I did poke around a bit in the git web interface before, but didn't see
anything that jumped out at me.

Thanks,
Doug


2019-04-23 14:38:55

by J. Bruce Fields

[permalink] [raw]
Subject: Re: nfsd bug after f875a792abe9 (nfsd: allow nfsv3 readdir request to be larger.)

On Tue, Apr 23, 2019 at 10:21:53AM +1000, NeilBrown wrote:
> On Sat, Apr 20 2019, Doug Nazar wrote:
>
> > After recently upgrading the kernel on one of my servers I was getting
> > the below crashes.

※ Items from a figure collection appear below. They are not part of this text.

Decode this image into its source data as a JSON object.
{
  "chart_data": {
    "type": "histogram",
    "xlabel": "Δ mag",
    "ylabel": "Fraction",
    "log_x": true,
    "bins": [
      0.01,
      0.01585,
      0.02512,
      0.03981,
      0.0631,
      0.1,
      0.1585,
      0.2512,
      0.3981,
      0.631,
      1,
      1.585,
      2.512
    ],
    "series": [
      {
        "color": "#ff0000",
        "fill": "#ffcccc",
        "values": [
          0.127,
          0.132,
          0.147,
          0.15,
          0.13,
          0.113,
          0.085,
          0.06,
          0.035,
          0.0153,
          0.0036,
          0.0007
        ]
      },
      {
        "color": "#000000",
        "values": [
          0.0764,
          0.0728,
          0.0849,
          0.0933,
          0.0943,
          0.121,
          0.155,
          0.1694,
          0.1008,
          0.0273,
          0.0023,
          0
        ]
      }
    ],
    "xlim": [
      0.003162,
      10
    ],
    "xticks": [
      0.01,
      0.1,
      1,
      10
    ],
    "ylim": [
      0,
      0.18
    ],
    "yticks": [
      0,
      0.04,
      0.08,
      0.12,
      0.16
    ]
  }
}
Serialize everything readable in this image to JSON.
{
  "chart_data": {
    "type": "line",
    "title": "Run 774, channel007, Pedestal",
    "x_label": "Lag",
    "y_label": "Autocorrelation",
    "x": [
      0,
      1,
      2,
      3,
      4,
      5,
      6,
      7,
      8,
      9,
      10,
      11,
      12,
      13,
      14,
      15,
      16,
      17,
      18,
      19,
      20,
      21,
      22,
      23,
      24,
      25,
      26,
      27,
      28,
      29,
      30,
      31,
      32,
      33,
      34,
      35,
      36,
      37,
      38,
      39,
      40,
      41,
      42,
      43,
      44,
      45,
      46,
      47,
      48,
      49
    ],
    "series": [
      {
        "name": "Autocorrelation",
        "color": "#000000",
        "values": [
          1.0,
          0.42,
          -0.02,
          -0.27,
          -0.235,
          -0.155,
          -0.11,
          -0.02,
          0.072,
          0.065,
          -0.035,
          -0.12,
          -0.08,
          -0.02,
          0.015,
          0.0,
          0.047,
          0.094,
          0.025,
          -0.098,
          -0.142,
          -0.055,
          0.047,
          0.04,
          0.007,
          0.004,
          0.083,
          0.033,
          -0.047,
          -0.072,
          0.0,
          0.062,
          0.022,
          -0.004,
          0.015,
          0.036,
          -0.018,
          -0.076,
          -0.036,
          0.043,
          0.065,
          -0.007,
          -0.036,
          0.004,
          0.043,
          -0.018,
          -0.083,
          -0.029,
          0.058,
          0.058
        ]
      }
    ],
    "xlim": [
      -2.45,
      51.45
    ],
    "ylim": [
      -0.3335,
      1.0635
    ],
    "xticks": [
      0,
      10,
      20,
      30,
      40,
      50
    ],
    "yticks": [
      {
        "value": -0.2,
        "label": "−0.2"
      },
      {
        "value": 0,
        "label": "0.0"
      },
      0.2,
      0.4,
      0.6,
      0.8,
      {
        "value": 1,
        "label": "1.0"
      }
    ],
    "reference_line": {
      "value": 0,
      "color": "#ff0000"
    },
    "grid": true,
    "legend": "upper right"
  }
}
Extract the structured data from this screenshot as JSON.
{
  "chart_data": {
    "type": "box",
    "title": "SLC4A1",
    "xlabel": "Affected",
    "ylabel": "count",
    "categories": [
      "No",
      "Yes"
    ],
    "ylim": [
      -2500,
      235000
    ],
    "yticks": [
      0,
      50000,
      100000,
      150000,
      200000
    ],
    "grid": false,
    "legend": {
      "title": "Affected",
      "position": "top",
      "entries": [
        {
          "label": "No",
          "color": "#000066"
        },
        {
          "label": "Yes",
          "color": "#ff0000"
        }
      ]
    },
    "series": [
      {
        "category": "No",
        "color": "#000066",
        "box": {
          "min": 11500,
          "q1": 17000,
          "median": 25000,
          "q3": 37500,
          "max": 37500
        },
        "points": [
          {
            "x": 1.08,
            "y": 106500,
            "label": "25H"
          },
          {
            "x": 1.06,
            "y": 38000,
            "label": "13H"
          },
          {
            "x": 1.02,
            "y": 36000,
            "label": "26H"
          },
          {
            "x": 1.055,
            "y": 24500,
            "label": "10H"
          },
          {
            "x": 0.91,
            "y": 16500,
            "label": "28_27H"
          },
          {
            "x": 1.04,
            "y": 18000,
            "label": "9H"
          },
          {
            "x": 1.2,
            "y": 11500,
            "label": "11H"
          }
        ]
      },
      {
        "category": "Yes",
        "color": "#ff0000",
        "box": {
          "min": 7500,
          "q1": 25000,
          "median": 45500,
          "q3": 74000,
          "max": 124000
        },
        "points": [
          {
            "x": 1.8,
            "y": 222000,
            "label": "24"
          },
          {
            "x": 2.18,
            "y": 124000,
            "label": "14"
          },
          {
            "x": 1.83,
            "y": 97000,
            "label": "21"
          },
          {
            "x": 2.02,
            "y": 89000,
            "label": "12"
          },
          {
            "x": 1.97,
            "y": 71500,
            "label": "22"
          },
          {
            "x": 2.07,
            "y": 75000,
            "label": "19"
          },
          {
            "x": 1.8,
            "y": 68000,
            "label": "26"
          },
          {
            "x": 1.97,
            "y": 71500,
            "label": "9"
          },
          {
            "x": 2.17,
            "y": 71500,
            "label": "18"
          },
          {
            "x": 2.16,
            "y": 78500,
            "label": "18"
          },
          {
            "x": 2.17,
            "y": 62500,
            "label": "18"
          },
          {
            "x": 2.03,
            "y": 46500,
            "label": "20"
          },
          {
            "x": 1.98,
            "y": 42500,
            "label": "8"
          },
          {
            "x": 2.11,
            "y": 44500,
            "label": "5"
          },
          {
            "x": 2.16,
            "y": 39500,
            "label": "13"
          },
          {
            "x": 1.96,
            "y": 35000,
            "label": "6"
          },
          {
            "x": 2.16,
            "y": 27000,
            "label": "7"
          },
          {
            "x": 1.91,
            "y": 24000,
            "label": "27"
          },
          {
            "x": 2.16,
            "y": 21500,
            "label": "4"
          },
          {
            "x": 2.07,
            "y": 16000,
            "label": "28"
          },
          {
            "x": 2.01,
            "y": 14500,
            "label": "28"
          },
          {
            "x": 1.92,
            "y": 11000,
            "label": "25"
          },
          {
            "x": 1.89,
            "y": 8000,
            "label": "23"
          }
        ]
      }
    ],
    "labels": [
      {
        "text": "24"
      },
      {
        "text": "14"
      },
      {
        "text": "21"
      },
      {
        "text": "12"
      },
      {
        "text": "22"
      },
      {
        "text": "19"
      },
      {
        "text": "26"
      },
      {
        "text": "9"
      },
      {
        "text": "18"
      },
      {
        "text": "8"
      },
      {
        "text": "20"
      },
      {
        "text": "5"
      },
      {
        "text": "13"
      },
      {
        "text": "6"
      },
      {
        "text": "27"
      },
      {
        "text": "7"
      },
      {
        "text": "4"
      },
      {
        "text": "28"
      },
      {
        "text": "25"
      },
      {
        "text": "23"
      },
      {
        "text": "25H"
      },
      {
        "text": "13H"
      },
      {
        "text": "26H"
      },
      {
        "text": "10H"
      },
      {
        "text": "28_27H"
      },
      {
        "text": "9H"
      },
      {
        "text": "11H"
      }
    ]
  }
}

Tracked it down to an NFSv3 root client, bisection
> > points to f875a792abe9. A revert of that on top of
> > 5.1.0-rc5-00289-gee2725f711fa works fine.
>
> hi Doug,
> thanks for the report and for bisecting!
>
> I think this bug has been fixed, but the fix hasn't landed upstream yet.
> If you
> git pull git://git.linux-nfs.org/~bfields/linux.git nfs-next
>
> you should get
>
> Commit 3c86794ac0e6 ("nfsd/nfsd3_proc_readdir: fix buffer count and page pointers")
>
> which should fix this.
>
>
> Bruce: I don't see that patch in your "for-5.1" branch, but you said
> "Queuing up for 5.1."
> Did something go awry?

Sorry, I've got this confusing system where I commit first to a branch
named for-x.y-incoming, then push it to for-x.y after I've tested it.
Except sometimes I forget to push to the for-x.y branch until the last
minute.

The -incoming branches should always be included in nfsd-next.

Anyway, I'll send a pull request now, it's overdue....

--b.